ElasticsearchHow-ToBeginner · 4 min read

How Scoring Works in Elasticsearch: Explained Simply

In Elasticsearch, scoring measures how well each document matches a search query using the BM25 algorithm by default. The score is a number that ranks documents by relevance, considering term frequency, inverse document frequency, and field length. Higher scores mean better matches.

📐

Syntax

The scoring in Elasticsearch happens automatically when you run a match or query_string query inside the query part of a search request. You can also customize scoring using function_score or script_score.

Basic query syntax with scoring:

{
  "query": {
    "match": {
      "field_name": "search terms"
    }
  }
}

Here, Elasticsearch calculates a _score for each document based on how well it matches the query.

json

{
  "query": {
    "match": {
      "field_name": "search terms"
    }
  }
}

💻

Example

This example shows a search query on an index called products where we search for documents with the term coffee in the description field.

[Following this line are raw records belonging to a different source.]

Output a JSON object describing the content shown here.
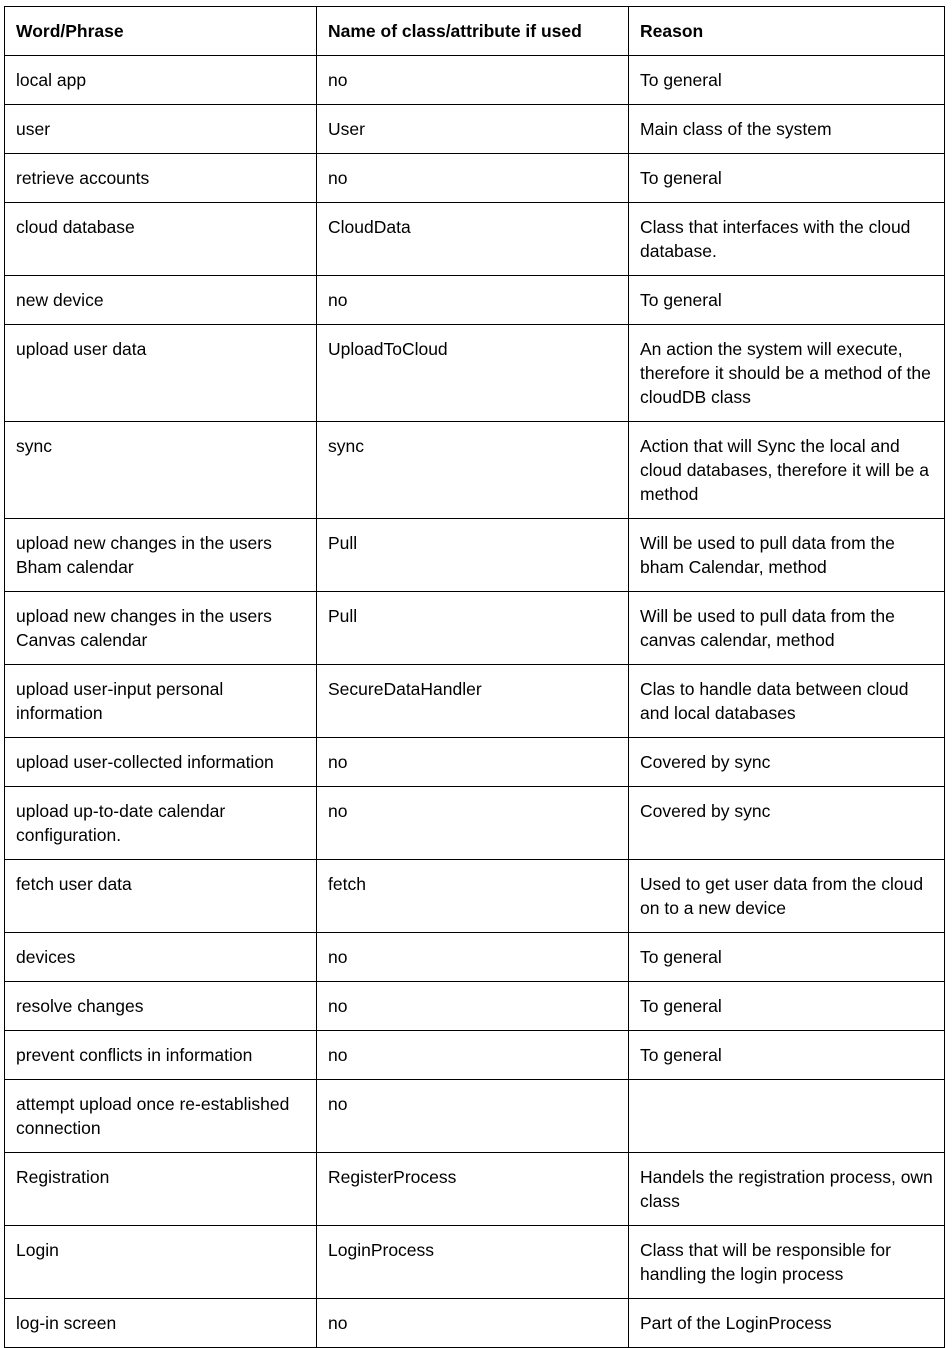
{
  "table": {
    "headers": [
      "Word/Phrase",
      "Name of class/attribute if used",
      "Reason"
    ],
    "rows": [
      [
        "local app",
        "no",
        "To general"
      ],
      [
        "user",
        "User",
        "Main class of the system"
      ],
      [
        "retrieve accounts",
        "no",
        "To general"
      ],
      [
        "cloud database",
        "CloudData",
        "Class that interfaces with the cloud database."
      ],
      [
        "new device",
        "no",
        "To general"
      ],
      [
        "upload user data",
        "UploadToCloud",
        "An action the system will execute, therefore it should be a method of the cloudDB class"
      ],
      [
        "sync",
        "sync",
        "Action that will Sync the local and cloud databases, therefore it will be a method"
      ],
      [
        "upload new changes in the users Bham calendar",
        "Pull",
        "Will be used to pull data from the bham Calendar, method"
      ],
      [
        "upload new changes in the users Canvas calendar",
        "Pull",
        "Will be used to pull data from the canvas calendar, method"
      ],
      [
        "upload user-input personal information",
        "SecureDataHandler",
        "Clas to handle data between cloud and local databases"
      ],
      [
        "upload user-collected information",
        "no",
        "Covered by sync"
      ],
      [
        "upload up-to-date calendar configuration.",
        "no",
        "Covered by sync"
      ],
      [
        "fetch user data",
        "fetch",
        "Used to get user data from the cloud on to a new device"
      ],
      [
        "devices",
        "no",
        "To general"
      ],
      [
        "resolve changes",
        "no",
        "To general"
      ],
      [
        "prevent conflicts in information",
        "no",
        "To general"
      ],
      [
        "attempt upload once re-established connection",
        "no",
        ""
      ],
      [
        "Registration",
        "RegisterProcess",
        "Handels the registration process, own class"
      ],
      [
        "Login",
        "LoginProcess",
        "Class that will be responsible for handling the login process"
      ],
      [
        "log-in screen",
        "no",
        "Part of the LoginProcess"
      ]
    ]
  }
}
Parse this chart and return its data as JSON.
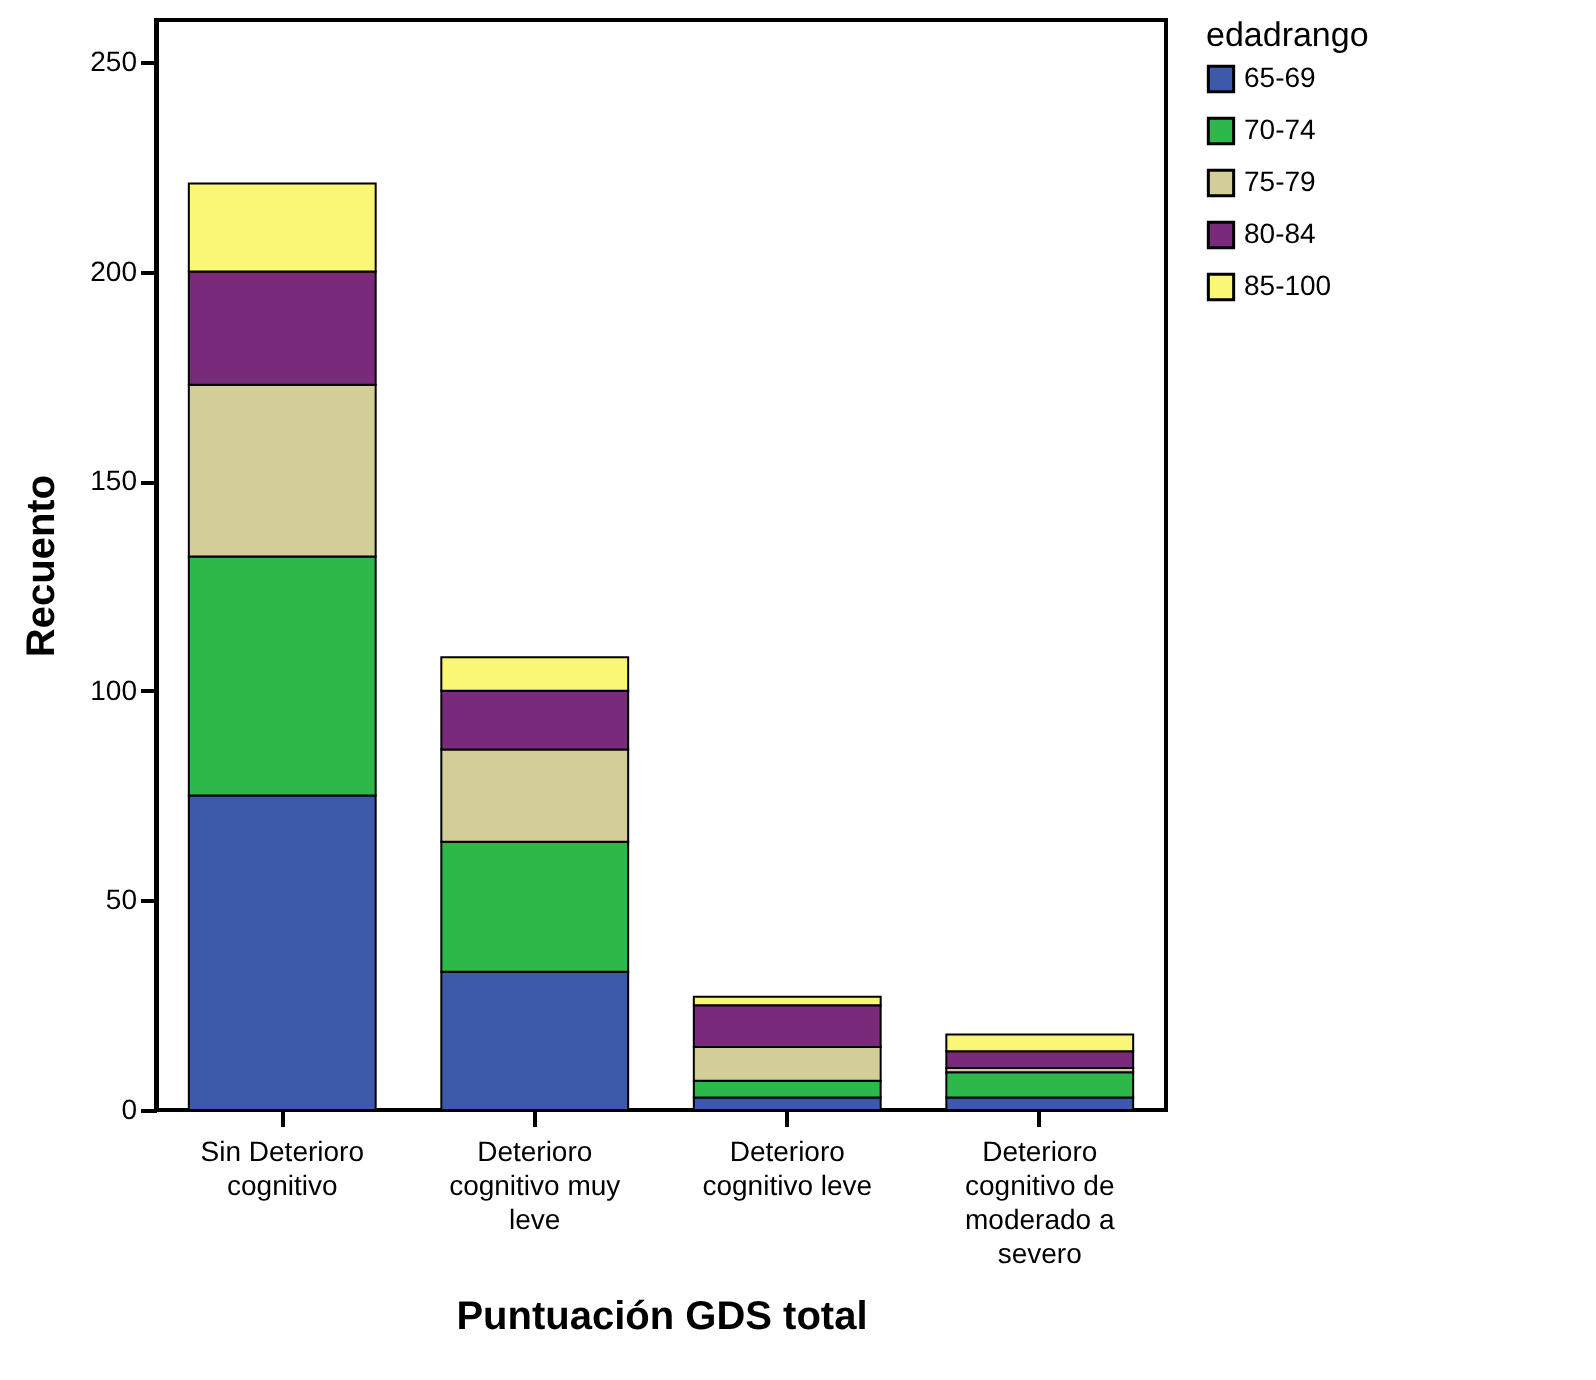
{
  "chart_data": {
    "type": "bar",
    "stacked": true,
    "xlabel": "Puntuación GDS total",
    "ylabel": "Recuento",
    "legend_title": "edadrango",
    "legend": "top right",
    "grid": false,
    "categories": [
      "Sin Deterioro cognitivo",
      "Deterioro cognitivo muy leve",
      "Deterioro cognitivo leve",
      "Deterioro cognitivo de moderado a severo"
    ],
    "ylim": [
      0,
      260
    ],
    "yticks": [
      0,
      50,
      100,
      150,
      200,
      250
    ],
    "series": [
      {
        "name": "65-69",
        "color": "#3e58ac",
        "values": [
          75,
          33,
          3,
          3
        ]
      },
      {
        "name": "70-74",
        "color": "#2eb84a",
        "values": [
          57,
          31,
          4,
          6
        ]
      },
      {
        "name": "75-79",
        "color": "#d3ce97",
        "values": [
          41,
          22,
          8,
          1
        ]
      },
      {
        "name": "80-84",
        "color": "#7a2a7a",
        "values": [
          27,
          14,
          10,
          4
        ]
      },
      {
        "name": "85-100",
        "color": "#fbf776",
        "values": [
          21,
          8,
          2,
          4
        ]
      }
    ]
  }
}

Elasticsearch returns documents with a _score indicating relevance.

json

{
  "query": {
    "match": {
      "description": "coffee"
    }
  }
}

Output

{ "hits": { "total": 3, "hits": [ { "_id": "1", "_score": 1.2345, "_source": {"description": "Fresh coffee beans"} }, { "_id": "2", "_score": 0.9876, "_source": {"description": "Coffee maker machine"} }, { "_id": "3", "_score": 0.5432, "_source": {"description": "Tea and coffee set"} } ] } }

⚠️

Common Pitfalls

Common mistakes when working with scoring in Elasticsearch include:

Expecting scores to be absolute values rather than relative rankings.
Ignoring that scores depend on the index data and query type.
Not normalizing scores when combining multiple queries or functions.
Using filters instead of queries when you want scoring, since filters do not score.

To fix scoring issues, ensure you use query clauses for scoring and consider using function_score to customize scores.

json

{
  "query": {
    "bool": {
      "filter": [
        { "term": { "category": "books" } }
      ],
      "must": {
        "match": { "title": "elasticsearch" }
      }
    }
  }
}

// This query scores only by the 'match' part; the 'filter' does not affect score.

📊

Quick Reference

Concept	Description
_score	The relevance score assigned to each document by Elasticsearch.
BM25	Default scoring algorithm considering term frequency, inverse document frequency, and field length.
Term Frequency (TF)	How often a term appears in a document; more appearances increase score.
Inverse Document Frequency (IDF)	Rarer terms across documents get higher weight.
Field Length Norm	Shorter fields with the term score higher than longer fields.
Function Score	Allows custom modification of scores using functions or scripts.
Filter Clause	Does not affect scoring; used to limit documents without scoring.
Query Clause	Used to calculate scores based on relevance.

✅

Key Takeaways

Elasticsearch uses the BM25 algorithm to calculate a relevance score called _score for each document.

Scores are relative and help rank documents by how well they match the query terms.

Filters do not affect scoring; use query clauses to influence scores.

You can customize scoring with function_score or script_score queries.

Understanding term frequency, inverse document frequency, and field length is key to interpreting scores.